Al igual que ha ocurrido con el resto de cultivos herbáceos, los agricultores de Castilla y León han sembrado el girasol «con unos costes elevadísimos», pero las condiciones climatológicas han provocado reducciones «muy serias» de los rendimientos, a lo que se une que la escasa cosecha que están obteniendo no tiene ningún precio, según indicaron fuentes de la plataforma en un comunicado.
UPA y COAG denuncian, una campaña más, «la estrategia» que están llevando a cabo las industrias extractoras, «ya que como viene ocurriendo desde el año 2005, las importaciones de aceite de girasol en bruto se han disparado superando ampliamente las 260.000 toneladas anuales a nivel nacional, desplazando de esta manera el aceite producido con el girasol nacional»,
Ambas organizaciones agrarias solicitan al Gobierno que sea «sumamente escrupuloso» a la hora de controlar la mercancía que entra en España de de terceros países, especialmente de Ucrania y Rusia, y que sea «inflexible» a la hora de vigilar al detalle la procedencia y calidad del aceite a granel que sigue entrando en nuestros puertos.
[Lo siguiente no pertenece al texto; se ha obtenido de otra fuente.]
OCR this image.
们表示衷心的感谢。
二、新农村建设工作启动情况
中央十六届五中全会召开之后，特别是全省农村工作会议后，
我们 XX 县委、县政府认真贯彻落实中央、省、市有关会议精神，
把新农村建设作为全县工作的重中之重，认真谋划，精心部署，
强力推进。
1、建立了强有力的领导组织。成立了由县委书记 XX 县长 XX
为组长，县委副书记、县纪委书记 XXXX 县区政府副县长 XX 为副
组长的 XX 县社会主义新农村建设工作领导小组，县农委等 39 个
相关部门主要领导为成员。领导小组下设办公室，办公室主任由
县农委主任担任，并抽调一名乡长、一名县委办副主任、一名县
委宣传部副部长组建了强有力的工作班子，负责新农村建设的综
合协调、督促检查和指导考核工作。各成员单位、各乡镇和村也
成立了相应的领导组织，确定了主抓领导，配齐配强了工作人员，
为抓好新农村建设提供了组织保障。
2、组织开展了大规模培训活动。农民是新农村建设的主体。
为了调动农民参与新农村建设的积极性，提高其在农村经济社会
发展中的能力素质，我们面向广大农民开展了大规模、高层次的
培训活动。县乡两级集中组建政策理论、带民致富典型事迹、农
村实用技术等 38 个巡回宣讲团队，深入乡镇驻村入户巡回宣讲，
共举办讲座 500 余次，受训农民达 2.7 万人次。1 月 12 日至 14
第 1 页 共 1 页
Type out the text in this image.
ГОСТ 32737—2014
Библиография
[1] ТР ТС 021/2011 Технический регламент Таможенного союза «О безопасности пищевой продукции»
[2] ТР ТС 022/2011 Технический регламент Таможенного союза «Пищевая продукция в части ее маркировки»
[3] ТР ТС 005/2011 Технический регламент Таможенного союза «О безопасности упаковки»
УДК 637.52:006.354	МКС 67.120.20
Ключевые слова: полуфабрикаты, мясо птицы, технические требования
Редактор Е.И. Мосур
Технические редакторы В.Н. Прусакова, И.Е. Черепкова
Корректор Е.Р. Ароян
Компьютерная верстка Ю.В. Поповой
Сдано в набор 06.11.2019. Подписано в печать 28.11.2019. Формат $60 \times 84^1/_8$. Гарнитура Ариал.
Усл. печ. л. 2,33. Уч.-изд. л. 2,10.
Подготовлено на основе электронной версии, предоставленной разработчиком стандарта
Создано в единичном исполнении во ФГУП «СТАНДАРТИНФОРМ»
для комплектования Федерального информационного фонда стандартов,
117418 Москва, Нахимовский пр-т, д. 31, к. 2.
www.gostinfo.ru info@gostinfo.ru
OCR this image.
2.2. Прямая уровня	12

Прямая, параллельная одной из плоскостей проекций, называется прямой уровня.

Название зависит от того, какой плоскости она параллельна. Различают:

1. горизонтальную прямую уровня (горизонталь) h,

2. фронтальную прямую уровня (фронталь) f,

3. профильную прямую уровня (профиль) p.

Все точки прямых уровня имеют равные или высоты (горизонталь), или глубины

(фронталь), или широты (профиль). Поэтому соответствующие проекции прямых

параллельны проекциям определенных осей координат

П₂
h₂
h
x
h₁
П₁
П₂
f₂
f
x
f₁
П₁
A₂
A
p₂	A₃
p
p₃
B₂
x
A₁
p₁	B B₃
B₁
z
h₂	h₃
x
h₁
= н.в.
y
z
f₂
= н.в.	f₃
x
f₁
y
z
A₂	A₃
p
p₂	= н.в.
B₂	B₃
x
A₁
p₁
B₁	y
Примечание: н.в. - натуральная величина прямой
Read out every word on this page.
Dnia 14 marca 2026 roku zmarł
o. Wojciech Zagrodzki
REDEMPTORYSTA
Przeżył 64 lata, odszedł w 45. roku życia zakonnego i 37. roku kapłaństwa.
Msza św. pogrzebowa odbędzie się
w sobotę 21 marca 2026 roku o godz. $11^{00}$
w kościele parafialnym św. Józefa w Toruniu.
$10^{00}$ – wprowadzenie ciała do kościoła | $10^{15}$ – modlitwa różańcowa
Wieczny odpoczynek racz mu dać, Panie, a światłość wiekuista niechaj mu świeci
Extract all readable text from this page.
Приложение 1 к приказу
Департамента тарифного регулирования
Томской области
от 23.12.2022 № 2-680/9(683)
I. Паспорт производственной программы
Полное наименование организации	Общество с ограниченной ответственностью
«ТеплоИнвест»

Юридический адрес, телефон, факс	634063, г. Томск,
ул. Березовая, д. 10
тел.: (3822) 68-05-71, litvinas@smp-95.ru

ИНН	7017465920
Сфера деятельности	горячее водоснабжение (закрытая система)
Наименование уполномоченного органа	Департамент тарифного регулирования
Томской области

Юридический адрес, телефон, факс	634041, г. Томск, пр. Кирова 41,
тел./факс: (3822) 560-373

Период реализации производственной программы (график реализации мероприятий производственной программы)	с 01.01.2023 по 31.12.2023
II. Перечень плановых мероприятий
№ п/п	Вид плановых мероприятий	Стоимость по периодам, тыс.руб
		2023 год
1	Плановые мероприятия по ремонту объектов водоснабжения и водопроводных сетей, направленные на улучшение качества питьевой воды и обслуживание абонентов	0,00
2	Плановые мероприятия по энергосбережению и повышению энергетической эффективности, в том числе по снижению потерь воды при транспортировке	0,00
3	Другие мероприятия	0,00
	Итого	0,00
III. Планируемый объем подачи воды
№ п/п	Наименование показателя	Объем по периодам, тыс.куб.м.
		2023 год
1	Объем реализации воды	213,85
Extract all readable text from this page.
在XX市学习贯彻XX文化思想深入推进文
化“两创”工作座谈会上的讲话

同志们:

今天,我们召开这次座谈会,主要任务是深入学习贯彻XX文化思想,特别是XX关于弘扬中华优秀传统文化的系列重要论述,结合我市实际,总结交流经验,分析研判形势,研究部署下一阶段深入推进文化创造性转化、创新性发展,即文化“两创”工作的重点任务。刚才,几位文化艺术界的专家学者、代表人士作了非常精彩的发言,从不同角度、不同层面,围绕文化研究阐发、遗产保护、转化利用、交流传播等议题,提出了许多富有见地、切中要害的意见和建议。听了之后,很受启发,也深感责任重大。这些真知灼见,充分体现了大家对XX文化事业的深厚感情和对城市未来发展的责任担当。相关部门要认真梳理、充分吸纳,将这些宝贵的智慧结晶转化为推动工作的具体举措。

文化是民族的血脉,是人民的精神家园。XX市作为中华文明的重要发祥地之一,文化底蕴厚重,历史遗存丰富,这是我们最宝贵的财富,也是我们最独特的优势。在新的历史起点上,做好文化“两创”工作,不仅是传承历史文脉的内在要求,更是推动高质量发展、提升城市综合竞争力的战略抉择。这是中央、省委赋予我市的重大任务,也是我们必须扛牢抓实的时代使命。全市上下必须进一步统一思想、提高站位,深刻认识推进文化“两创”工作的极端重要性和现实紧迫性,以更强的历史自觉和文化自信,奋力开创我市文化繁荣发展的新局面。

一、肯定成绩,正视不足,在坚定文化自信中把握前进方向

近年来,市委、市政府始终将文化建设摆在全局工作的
En estos momentos en Castilla y León ya se ha cosechado el 20 por ciento de la superficie dedicada a este cultivo, y los rendimientos que se están obteniendo se sitúan por debajo de lo esperado, con unos 800 kilos por hectárea de media entre secano y regadío. Finalmente COAG y UPA hacen un llamamiento a los cultivadores de la región recordándoles que ante «la situación de indefensión en la que se encuentran por los precios, tienen la opción de comercializar la pipa de girasol a través de las cooperativas».
La superficie de girasol sembrado en la Comunidad asciende a 267.000 hectáreas, de las cuales 16.800 se sitúan en Zamora, fundamentalmente en las comarcas de Tierra de Campos y Bajo Duero.